Sloboda's recall paradigm for melodic memory: A new, computational perspective

Sloboda & Parker (1985) proposed a new experimental paradigm for research on melodic memory in which participants are asked to listen to novel melodies and to sing back the parts they can recall from memory. In contrast to the many variities of melodic recognition paradigms frequently used in memory research this sung recall paradigm can answer questions about how mental representations of a melody build up in memory over time, about the nature of memory errors, and about the interplay between different musical dimensions in memory. Although the paradigm has clear advantages with regard to ecological validity, Sloboda and Parker also note a number of difficulties inherent to the paradigm that mostly result from necessity to analyse 'dirty musical data' as sung by mostly untrained participants. This contribution reviews previous research done using the sung recall paradigm and proposes a computational approach for the analysis of dirty melodic data. This approach is applied to data from a new study using Sloboda and Parke's paradigm. We discuss how this new approach not only enables researchers to handle large amounts of data but also makes use of concepts from computational music analysis and music information retrieval that introduce a new level of analytic precision and conceptual clarity and thus provide a new interface that connects Sloboda's paradigm to rigouros quantitative data analysis.

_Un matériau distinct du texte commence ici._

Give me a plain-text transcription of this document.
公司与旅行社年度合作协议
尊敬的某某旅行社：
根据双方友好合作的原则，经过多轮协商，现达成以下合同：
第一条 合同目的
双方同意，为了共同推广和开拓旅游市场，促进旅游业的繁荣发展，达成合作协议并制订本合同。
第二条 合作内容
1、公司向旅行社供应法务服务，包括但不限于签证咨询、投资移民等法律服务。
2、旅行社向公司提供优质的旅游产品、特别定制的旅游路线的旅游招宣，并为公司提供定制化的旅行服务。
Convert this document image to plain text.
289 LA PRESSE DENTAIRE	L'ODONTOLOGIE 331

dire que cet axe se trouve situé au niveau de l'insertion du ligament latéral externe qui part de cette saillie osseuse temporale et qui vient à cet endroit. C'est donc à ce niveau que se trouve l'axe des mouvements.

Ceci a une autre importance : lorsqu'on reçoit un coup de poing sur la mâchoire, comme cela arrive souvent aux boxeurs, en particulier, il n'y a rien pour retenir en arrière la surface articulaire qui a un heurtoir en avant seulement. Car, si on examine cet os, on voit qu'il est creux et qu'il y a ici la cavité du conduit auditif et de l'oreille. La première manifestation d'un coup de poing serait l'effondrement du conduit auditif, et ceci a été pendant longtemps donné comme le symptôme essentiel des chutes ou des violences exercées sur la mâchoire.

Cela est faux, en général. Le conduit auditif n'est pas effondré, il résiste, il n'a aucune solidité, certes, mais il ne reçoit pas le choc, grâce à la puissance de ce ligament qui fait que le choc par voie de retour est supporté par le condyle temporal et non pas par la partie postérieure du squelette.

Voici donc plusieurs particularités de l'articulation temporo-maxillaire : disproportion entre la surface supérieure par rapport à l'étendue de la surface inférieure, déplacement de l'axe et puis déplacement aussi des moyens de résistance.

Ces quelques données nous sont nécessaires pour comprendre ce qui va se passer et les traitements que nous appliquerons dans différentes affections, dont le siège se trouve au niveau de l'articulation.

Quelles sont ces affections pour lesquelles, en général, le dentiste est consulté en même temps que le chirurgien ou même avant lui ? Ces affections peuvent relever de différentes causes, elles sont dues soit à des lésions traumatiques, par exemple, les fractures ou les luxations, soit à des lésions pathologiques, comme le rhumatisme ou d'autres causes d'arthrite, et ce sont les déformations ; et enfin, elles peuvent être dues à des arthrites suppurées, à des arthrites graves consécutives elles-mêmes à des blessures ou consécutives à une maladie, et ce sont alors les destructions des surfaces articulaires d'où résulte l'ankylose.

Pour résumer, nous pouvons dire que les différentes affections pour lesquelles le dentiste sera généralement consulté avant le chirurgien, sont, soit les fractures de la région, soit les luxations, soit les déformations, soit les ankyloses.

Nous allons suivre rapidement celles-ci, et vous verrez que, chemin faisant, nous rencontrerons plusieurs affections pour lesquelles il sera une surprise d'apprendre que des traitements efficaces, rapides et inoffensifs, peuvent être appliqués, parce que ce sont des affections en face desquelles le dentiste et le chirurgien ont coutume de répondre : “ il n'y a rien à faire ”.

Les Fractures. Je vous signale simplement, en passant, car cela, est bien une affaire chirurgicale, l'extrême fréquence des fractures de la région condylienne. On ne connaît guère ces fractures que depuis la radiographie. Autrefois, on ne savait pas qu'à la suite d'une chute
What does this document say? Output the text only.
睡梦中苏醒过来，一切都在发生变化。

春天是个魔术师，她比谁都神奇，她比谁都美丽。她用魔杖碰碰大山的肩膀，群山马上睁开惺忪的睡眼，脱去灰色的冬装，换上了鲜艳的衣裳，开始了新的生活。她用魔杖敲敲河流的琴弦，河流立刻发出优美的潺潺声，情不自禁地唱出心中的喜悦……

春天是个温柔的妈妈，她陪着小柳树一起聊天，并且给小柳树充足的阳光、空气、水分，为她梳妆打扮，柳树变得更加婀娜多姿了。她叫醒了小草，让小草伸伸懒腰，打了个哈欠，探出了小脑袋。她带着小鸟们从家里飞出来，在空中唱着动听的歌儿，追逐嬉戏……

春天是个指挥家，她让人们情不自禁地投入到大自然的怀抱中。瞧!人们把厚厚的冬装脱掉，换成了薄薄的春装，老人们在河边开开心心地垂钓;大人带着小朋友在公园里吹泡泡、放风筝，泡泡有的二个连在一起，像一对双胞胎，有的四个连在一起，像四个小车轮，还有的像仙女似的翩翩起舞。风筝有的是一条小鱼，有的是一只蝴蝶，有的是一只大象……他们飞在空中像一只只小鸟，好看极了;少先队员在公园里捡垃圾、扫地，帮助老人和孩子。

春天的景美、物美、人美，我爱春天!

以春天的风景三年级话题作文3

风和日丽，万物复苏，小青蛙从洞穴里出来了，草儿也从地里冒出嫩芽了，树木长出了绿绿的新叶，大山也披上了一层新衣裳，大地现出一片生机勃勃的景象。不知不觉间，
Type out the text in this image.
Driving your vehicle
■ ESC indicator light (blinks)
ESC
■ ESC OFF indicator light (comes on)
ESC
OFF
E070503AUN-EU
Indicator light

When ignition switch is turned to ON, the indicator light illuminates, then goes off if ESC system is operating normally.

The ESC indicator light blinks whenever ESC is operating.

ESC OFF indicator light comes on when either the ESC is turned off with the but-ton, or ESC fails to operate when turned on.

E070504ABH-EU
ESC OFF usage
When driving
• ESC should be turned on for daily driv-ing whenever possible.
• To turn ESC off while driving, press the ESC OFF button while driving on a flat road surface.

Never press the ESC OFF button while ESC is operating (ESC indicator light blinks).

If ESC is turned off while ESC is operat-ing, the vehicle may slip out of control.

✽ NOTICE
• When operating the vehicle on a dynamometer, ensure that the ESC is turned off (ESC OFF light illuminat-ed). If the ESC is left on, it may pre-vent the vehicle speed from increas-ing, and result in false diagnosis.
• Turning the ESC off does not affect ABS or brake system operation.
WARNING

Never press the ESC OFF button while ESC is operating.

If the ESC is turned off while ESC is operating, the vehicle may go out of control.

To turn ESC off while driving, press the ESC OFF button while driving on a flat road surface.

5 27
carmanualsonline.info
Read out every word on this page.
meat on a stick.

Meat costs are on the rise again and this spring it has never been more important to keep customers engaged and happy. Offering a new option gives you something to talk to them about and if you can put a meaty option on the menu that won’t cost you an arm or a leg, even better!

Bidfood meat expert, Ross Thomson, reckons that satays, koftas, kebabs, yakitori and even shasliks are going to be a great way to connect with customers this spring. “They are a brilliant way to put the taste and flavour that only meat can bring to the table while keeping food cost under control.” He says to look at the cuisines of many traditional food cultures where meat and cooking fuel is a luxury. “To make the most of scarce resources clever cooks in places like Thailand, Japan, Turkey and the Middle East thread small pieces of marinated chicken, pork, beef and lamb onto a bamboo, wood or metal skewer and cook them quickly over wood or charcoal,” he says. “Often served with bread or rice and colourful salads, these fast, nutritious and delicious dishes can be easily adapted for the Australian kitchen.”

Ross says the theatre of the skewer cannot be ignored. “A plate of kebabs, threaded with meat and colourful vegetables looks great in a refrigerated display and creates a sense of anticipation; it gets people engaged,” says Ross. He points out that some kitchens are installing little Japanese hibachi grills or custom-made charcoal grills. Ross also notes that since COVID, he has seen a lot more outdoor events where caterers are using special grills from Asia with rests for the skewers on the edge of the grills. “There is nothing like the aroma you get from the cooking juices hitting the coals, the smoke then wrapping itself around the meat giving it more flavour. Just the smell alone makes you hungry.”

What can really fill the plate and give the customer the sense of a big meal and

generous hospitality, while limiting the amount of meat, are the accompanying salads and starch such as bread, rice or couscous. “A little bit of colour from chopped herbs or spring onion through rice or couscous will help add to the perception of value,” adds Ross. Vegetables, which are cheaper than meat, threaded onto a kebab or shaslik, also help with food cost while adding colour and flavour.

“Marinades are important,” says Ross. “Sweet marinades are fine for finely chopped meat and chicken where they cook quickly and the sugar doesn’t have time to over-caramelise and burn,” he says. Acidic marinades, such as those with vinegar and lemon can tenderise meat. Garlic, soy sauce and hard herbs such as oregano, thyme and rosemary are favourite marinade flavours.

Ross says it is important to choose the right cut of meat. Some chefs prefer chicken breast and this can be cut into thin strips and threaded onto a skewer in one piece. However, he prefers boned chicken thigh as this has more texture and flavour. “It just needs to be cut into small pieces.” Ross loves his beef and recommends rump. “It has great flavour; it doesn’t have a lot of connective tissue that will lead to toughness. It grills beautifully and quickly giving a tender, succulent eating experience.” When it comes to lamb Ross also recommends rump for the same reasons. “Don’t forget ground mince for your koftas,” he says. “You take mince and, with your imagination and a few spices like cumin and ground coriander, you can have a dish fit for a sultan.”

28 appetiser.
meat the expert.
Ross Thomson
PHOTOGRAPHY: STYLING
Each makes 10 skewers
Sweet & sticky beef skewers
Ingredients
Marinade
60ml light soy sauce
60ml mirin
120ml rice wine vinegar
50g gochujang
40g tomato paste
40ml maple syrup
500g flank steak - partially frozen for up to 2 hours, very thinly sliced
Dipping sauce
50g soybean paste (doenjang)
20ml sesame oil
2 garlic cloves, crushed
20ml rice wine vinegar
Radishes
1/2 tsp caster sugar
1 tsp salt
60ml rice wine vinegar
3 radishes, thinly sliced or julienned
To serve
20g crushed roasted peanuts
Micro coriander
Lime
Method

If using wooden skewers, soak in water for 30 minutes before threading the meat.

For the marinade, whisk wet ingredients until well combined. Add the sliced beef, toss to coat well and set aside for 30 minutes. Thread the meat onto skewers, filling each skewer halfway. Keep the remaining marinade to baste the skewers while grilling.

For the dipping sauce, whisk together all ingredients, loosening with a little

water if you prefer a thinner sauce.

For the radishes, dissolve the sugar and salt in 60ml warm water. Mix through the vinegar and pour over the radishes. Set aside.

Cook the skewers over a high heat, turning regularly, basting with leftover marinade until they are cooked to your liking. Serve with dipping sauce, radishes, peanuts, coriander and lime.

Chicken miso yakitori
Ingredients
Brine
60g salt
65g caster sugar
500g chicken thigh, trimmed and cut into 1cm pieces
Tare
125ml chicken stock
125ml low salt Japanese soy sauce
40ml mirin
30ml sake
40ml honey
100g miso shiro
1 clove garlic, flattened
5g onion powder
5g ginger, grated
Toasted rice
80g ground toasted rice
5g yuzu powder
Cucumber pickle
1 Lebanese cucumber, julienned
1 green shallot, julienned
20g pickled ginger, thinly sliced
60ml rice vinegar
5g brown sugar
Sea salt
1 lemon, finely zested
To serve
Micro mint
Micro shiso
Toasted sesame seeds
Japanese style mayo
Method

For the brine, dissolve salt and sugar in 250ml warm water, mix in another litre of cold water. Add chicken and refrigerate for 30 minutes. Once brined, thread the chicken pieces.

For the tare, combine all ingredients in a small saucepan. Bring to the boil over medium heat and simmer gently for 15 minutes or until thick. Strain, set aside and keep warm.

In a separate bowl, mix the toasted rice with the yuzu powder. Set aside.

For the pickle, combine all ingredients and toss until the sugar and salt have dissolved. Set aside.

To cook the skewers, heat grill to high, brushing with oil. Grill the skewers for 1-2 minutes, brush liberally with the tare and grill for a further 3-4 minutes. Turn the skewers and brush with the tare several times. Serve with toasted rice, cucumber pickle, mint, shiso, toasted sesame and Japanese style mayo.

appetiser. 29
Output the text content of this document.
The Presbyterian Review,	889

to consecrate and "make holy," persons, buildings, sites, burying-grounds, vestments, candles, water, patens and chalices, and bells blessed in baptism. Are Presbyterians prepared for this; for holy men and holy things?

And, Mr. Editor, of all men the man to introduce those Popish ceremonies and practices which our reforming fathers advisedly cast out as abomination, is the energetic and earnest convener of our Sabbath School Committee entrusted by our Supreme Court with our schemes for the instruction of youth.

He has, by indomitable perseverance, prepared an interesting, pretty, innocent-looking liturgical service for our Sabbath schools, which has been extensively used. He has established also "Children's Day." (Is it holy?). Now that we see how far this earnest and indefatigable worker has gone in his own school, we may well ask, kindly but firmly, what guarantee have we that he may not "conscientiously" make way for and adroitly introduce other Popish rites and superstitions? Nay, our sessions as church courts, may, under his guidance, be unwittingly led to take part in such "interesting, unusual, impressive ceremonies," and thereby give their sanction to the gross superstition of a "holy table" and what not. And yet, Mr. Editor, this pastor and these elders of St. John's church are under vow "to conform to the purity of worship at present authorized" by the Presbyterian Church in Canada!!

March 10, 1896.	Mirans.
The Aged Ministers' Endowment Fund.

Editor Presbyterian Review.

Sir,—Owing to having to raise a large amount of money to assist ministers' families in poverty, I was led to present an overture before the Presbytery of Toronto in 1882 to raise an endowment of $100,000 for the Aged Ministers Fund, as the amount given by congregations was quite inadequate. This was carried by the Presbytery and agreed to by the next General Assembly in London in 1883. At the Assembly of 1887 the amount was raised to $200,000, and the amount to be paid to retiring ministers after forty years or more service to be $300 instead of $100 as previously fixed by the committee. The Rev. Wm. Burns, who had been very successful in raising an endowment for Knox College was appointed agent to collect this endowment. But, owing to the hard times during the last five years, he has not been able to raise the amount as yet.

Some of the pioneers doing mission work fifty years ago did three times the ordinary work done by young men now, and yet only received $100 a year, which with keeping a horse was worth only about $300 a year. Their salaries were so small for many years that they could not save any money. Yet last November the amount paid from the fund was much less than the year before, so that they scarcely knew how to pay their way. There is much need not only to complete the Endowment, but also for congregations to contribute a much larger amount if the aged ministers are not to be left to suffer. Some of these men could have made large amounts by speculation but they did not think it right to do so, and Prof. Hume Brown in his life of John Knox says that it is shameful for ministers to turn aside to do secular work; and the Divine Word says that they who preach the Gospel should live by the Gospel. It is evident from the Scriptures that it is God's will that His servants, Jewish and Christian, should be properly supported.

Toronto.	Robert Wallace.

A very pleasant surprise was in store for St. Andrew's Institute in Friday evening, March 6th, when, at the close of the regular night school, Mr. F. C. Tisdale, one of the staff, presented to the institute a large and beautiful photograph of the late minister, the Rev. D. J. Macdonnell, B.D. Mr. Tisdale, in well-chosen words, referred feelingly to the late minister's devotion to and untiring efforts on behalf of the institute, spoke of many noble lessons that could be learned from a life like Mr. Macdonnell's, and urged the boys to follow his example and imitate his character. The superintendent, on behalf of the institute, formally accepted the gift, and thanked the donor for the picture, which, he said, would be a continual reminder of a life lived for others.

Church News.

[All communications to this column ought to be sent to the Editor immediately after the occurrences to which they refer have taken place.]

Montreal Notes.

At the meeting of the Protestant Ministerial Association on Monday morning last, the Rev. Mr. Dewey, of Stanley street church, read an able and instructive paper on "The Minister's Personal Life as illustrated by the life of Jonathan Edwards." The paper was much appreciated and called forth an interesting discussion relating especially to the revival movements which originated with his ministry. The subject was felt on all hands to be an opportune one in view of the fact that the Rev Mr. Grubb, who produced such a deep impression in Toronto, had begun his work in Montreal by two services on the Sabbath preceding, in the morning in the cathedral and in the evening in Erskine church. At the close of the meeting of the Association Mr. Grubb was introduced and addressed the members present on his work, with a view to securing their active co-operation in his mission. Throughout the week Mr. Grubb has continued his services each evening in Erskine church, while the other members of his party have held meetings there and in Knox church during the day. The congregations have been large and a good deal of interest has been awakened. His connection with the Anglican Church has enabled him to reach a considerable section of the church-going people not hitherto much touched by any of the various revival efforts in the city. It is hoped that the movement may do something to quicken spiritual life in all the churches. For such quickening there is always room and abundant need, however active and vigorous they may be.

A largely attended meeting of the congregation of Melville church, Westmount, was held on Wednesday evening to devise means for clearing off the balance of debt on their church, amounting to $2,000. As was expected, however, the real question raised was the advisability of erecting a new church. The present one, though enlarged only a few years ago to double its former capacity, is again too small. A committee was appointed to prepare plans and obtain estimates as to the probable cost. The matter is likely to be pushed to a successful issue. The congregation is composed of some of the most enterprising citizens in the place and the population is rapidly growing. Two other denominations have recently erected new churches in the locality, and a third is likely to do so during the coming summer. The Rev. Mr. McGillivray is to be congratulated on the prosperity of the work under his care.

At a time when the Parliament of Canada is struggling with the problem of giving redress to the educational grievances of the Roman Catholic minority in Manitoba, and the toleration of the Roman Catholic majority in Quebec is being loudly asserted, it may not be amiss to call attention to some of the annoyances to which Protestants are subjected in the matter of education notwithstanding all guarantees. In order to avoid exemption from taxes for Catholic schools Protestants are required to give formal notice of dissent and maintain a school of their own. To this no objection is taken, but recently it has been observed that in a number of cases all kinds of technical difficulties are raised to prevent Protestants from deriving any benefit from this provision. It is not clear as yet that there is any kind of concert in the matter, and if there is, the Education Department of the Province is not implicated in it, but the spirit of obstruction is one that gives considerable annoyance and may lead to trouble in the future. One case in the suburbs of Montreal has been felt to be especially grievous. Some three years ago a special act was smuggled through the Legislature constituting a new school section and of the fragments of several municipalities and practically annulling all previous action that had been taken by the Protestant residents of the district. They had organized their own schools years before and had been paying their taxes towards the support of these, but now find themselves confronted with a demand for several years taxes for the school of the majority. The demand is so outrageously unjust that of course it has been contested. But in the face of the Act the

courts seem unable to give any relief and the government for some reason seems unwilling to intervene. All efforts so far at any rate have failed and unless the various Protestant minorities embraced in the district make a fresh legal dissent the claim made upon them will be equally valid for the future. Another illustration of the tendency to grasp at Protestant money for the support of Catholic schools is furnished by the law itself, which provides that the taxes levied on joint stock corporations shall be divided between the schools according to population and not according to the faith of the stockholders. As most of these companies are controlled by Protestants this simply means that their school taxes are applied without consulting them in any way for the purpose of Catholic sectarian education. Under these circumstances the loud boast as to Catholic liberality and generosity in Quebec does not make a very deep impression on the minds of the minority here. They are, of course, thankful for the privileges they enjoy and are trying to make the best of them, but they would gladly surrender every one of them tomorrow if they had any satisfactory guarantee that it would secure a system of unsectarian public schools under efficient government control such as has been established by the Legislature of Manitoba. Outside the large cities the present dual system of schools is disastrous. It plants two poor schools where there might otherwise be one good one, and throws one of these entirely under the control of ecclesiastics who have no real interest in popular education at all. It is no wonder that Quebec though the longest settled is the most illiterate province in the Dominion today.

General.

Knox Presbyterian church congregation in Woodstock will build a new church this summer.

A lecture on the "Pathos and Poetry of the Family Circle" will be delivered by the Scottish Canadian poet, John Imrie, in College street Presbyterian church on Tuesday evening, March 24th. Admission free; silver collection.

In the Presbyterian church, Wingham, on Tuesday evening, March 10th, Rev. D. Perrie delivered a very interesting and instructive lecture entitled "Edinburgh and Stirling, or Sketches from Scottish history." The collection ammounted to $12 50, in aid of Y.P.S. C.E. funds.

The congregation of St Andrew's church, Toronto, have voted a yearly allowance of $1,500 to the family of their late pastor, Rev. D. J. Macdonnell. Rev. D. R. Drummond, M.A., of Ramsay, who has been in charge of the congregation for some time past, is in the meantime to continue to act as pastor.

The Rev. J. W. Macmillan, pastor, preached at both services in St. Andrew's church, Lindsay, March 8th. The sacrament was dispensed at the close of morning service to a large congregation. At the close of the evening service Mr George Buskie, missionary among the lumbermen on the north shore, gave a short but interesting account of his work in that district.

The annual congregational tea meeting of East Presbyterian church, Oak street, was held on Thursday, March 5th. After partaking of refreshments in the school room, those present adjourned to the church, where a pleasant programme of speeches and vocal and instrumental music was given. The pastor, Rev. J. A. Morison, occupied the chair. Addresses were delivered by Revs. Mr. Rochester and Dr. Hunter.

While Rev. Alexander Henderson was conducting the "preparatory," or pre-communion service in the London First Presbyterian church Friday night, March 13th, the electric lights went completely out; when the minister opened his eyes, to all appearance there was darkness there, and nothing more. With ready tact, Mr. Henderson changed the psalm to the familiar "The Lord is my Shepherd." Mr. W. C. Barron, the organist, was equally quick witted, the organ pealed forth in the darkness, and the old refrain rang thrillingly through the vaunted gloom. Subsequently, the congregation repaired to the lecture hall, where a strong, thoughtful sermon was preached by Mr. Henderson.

Mario Baroni, Rossana Dalmonte, Roberto Caterina (Univ. Bologna & Trento, Italy)

Perception of melody. An empirical approach

In past years Mario Baroni Rossana Dalmonte and Carlo Jacoboni proposed a theory of melody based on grammatical rules organized in a system of different structural levels. Such a theory has been conceived as principally linked to procedures of music composition. The present proposal has the aim of testing its pertinence also for music listening. The incipit of a famous aria by Mozart and a number of its versions with one note changed has been proposed to a number of subjects with different musical competence. They had to recognise the collocation of the changed note. The results show different perceptual impacts of the melodic rules and the influence of particular aspects of their structural context.

Michel Imberty (université de Paris X, Nanterre)

Sur les neurones-miroir, l'intentionnalité et l'apprentissage instrumental : John Sloboda à la croisée des chemins.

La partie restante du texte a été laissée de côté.